The TTRU’s Schools’ Rugby Union maintained a strong presence all year. They kicked things off launching their league in January. This played a major role in boosting the fraternity’s youth participation, and made a huge impact with the Schools Rugby Caravan.
The three-week caravan was boosted by the support of seven embassies and opened in October while the Rugby World Cup 2023 was going on in France.

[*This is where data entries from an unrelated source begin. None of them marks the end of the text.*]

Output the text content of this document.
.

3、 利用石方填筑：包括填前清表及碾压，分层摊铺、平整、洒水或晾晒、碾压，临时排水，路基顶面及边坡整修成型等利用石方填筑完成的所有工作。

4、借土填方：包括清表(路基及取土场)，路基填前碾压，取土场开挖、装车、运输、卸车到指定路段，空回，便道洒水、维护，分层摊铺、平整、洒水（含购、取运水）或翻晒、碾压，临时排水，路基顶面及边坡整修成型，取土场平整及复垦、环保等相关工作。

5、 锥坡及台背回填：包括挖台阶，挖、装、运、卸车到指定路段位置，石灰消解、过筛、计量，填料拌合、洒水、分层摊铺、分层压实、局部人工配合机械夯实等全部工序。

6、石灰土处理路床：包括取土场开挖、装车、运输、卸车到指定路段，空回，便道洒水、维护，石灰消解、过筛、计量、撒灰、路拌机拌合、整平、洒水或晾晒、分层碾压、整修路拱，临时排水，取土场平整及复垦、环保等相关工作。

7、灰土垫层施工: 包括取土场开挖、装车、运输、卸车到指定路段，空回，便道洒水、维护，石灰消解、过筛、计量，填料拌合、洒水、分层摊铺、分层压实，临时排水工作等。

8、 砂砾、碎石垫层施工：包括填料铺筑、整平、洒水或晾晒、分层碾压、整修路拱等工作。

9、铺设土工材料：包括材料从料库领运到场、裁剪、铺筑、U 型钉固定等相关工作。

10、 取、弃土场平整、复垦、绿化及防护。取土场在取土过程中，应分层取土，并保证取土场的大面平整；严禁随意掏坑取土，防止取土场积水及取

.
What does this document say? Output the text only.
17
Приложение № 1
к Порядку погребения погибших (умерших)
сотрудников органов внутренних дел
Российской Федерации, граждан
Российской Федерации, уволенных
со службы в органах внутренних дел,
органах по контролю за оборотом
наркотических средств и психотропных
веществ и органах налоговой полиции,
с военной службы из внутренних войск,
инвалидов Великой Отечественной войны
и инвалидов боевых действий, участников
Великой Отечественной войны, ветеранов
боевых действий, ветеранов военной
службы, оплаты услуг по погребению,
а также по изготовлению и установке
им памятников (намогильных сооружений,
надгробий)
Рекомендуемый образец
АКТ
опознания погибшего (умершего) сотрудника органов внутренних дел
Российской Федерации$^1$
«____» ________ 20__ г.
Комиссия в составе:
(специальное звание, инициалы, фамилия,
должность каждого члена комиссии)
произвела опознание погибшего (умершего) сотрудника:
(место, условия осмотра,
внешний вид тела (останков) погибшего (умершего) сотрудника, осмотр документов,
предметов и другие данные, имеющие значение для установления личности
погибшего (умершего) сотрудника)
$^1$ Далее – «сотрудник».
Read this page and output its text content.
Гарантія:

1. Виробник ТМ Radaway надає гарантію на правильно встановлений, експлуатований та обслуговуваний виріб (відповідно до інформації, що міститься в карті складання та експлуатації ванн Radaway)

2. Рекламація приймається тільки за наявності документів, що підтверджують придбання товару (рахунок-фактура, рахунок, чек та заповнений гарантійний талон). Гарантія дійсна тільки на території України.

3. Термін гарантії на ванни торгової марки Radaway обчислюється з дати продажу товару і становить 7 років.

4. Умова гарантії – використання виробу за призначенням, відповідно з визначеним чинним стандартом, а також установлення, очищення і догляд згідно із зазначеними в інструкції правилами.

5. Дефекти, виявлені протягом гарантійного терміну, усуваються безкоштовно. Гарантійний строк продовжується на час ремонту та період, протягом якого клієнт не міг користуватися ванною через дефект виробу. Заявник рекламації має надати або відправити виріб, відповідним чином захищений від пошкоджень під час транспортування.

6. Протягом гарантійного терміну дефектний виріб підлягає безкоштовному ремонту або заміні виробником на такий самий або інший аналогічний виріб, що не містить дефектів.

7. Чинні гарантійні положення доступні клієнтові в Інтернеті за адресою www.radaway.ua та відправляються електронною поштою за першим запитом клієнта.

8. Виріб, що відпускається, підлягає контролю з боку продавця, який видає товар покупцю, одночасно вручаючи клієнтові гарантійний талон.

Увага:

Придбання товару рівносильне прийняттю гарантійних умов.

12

Thomas thanked France envoy Didier Chabert, his team, and the participating missions for bringing the spirit of Rugby World Cup to TT.
On improving their public outreach, Thomas added, “There are teams, clubs, athletes, and even stakeholders who have increased the number of touch points that we have online, and a restructuring of our media system is under way to help us to better reach the public, and our members, through established media platforms.”
Behind the scenes, Thomas confirmed that the TTRU’s management capacity is growing.
“We’ve been learning what works for us locally through trial and error and are establishing data to build systems for success in all areas. We’ve been represented in numerous local, regional, and global tournaments, forums, and events. TT is being recognised for having technical experts in various fields of rugby.”
Thomas said clubs are asking more of the union, and unity remains key to achieving their objectives.
“Collaboration and co-operation ensure that we continue to build our competition. We are beginning to see results from initiatives to align rugby and professional pathways – something that is critical to sustainable success.
“As we rediscover ourselves and our needs locally, we’ve been able to advocate in meaningful ways for holistic regional progress.”
She said the sport is growing and her organisation has to meet its needs.
“Our greatest challenge is indeed a great one to have – the influx in demand for rugby and our ability to meet that demand. Securing and outfitting venues for our fixtures continues to impede our ability to maintain welfare standards, communicate our events, and generate income.
“As Trinbagonians, we are fortunate to have incredible support from the government for international fixtures and we look forward to applying similar support to enhancing our local product and ultimately improving our global rankings.”
She said there will be more local rugby in 2024 and even the opportunity for TT to host the RAN 15s.
“The Tobago Classic 7s tournament will bring us back to Tobago to start the year (2024) in fine form. The USA South Panthers are scheduled for a competitive visit with our TT women’s 15s team, and the TT men’s 15s team is also in training to accept the challenge from Guyana, in what will be our first away test match.
“We have the opportunity to host the RAN 15s, and of course our local fixtures will reflect the growth that we have experienced over that past year with the addition of another division, and the continuation of youth development caravans.”
Thomas said that Tag X will feature prominently as TT play locally and regionally.
She added, “If we accept no limits we can achieve beyond even our own expectations.”